Abstract

To enhance the kinetics and overall production of renewable H2 fuel through a two-step thermochemical water splitting cycle, three-dimensionally ordered macroporous (3DOM) Ce1–xZrxO2 (x = 0, 0.1, 0.2, 0.3, 0.4, and 0.5) materials were synthesized via colloidal crystal templating. The interconnected macropore system in these materials facilitates ready access to a relatively large active surface area (tens of m2/g), which benefits the heterogeneous reaction. Two different synthetic routes were employed, a methanolic solution of metal chloride salts, and a Pechini-type gel.

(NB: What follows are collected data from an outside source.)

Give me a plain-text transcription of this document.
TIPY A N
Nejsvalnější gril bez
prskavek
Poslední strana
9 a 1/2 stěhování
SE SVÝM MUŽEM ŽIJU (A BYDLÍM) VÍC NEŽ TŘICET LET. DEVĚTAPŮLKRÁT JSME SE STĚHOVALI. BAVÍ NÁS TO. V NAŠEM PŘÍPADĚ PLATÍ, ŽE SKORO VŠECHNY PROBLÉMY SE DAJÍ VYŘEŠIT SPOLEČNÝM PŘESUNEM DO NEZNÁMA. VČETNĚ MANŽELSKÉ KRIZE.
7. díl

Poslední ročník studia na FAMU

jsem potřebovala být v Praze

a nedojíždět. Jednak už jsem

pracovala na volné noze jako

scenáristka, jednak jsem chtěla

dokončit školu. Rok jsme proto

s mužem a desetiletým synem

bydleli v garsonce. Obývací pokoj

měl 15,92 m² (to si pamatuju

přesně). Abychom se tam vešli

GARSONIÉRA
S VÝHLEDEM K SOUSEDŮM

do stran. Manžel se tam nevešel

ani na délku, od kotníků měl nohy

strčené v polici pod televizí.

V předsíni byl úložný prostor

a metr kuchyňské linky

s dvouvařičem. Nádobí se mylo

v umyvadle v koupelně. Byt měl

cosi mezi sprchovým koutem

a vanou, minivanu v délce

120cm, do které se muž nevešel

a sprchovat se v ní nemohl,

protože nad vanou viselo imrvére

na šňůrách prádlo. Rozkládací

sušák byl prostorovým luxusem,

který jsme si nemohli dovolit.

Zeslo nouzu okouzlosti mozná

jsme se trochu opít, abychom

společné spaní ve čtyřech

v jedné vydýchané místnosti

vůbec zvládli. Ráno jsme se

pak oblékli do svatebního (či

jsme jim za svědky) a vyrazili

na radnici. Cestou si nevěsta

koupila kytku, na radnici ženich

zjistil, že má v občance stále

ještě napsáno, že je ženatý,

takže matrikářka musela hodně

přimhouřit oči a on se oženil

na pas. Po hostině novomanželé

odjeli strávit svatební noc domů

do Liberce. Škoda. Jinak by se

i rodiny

These routes produced significant differences in the compositional homogeneity of the resulting mixed oxide. 3DOM Ce1–xZrxO2 synthesized with methanolic precursors had distinct CeO2- and ZrO2-rich domains, whereas the Pechini samples contained only a single phase. At higher Zr content, heterogeneities present in the samples from the methanolic synthesis increased both the productivity and peak production rates of H2 compared to the single-phase Pechini samples. Increasing the content of Zr in the mixed oxides also stabilized the 3DOM structure at 825 °C. All 3DOM Ce1–xZrxO2 materials exhibited significantly faster kinetics during water splitting compared to sintered, micrometer-sized CeO2 granules. Pechini-derived 3DOM Ce0.8Zr0.2O2 maximized both H2 production and peak production rates, offering better catalytic performance over 3DOM CeO2.